At a given genomic interval (d), we defined the left (L) and right (R) flanking regions as the 1 kb regions immediately upstream and downstream of the interval, respectively (Fig. 2b). Within 5 kb upstream and downstream of the flanking regions, we collected barcodes from all alignments and stored the start and end alignment coordinates sorted by barcode. Barcode identities were either available from the “BX” tags in the Long Ranger processed BAMs of 10 × and TELL-Seq samples or extracted from read names (portion after “#”) for stLFR samples. The span for each barcode was established as the first and last coordinates sorted numerically. Barcodes encompassing the left (BCL) or right (BCR) flanking regions were identified by overlapping each barcode span with the boundaries of each region (Fig. 2b). Jaccard index (JI) is calculated as the ratio of the number of shared (|BCL∩R|) to the total number of barcodes (|BCLR|) spanning either flanking region (Fig. 2b).
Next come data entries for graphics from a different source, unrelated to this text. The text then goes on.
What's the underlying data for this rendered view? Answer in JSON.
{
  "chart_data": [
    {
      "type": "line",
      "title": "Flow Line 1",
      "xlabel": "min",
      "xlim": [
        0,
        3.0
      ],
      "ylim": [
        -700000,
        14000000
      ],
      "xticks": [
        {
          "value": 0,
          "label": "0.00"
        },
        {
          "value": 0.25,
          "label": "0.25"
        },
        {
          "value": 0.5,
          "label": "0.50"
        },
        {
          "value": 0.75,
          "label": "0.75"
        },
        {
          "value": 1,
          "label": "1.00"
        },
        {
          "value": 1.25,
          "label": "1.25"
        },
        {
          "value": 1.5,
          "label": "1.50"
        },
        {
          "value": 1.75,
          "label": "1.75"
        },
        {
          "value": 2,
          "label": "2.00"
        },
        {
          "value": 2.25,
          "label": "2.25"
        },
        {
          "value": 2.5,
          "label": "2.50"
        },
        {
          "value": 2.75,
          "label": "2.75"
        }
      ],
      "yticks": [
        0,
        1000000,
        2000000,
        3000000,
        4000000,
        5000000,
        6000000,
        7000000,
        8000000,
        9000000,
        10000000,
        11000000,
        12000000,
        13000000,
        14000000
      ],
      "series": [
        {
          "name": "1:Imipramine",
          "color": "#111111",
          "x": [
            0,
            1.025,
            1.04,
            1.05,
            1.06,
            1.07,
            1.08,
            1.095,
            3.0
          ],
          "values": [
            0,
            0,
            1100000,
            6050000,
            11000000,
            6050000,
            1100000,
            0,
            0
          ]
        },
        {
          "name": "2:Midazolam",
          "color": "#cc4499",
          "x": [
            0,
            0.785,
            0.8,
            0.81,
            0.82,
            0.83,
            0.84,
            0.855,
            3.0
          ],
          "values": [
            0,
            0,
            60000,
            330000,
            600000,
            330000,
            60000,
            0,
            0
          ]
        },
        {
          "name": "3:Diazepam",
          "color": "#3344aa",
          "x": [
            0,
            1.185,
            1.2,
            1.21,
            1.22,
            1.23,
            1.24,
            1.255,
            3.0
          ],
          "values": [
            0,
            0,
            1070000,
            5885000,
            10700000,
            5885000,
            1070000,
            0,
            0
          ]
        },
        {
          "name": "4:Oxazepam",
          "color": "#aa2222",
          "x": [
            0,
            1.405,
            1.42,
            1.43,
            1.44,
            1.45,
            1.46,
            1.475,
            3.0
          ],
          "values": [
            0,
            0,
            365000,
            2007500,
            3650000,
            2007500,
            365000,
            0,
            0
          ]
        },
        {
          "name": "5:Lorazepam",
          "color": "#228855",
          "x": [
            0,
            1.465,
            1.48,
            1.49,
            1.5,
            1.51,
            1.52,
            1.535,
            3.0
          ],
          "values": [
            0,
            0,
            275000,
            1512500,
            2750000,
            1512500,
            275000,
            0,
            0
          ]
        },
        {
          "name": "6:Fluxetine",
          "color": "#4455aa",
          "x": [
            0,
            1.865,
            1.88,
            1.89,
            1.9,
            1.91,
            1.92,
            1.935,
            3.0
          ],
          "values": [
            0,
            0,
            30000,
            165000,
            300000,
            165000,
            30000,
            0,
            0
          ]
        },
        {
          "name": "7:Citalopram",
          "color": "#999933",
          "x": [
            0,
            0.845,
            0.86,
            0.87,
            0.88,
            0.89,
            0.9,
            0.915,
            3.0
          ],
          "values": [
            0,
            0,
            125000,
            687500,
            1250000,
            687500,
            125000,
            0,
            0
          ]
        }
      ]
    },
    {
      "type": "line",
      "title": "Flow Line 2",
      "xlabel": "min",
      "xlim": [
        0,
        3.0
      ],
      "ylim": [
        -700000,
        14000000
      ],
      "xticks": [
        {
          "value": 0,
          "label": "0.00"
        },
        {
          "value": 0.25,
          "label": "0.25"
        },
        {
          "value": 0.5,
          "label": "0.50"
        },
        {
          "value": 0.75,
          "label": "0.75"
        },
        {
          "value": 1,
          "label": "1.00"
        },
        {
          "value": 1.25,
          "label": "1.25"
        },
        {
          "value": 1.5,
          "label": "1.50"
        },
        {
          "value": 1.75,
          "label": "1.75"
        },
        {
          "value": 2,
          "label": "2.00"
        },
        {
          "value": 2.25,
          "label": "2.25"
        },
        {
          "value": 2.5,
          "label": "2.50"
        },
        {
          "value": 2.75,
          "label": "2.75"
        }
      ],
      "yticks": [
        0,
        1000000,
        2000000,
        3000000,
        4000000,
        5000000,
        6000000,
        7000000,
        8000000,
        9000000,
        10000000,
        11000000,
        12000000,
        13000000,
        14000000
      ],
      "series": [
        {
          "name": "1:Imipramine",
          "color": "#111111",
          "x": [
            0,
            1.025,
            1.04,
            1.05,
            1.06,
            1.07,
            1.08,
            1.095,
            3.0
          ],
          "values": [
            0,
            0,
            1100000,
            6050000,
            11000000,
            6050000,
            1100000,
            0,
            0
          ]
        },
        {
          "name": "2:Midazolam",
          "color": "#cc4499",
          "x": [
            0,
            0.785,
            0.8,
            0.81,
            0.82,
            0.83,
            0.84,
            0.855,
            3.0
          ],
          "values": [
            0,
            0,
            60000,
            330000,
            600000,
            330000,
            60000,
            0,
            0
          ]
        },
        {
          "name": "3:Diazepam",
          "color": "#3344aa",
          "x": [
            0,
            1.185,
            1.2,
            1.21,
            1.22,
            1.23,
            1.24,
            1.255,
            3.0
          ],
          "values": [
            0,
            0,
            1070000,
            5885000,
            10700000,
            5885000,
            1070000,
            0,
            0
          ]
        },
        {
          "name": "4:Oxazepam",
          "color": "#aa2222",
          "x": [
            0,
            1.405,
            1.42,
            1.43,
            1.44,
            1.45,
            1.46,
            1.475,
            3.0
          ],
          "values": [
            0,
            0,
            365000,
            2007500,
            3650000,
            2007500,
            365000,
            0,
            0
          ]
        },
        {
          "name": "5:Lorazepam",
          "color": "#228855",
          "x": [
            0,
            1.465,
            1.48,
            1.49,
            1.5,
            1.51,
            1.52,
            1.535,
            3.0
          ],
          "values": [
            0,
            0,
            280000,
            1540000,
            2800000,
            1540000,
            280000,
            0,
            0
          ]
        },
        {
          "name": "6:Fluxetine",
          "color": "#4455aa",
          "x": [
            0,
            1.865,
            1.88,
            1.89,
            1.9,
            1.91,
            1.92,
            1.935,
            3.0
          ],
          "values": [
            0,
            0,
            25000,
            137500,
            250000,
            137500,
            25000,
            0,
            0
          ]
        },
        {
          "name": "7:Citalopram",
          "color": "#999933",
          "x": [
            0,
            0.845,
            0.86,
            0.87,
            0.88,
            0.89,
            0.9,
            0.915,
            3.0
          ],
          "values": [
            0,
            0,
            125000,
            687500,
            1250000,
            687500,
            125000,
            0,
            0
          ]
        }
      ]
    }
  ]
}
Size estimate of genomic intervals using Jaccard index

Size estimate of a test genomic interval is derived from comparing its (BCL, BCR, JI) against the same tuples calculated from a large number of random, pre-determined intervals (database). The Euclidean distance between the test tuple and each tuple in the database was computed and the sizes of the topmost similar (E) intervals with Euclidean distances less than a preset value, F, were kept (progressive trials of small-to-large values of F may need to be performed to identify E similar intervals from the database). The median and the inter-quartile range of the sizes of the retained intervals were used as the estimate and range of the prediction. To generate the databases, we randomly picked 50,000 positions in the reference autosomes excluding sequence gaps and regions that may pose challenges to alignment, such as segmental duplications and peri-centromeric regions. For the NA12878 and FXN samples, we interrogated intervals from 200 to 4000 bp at a step-size of 100 bp at each position. For the simulation samples, because the expansion allele is larger, interval sizes from 5 to 40 kb at a step-size of 500 bp were used instead. E was set to be 200; F was set as 4 for NA12878 and FXN samples but increased to 200 for the large allele in the simulation samples as the differences between the tuples were much increased.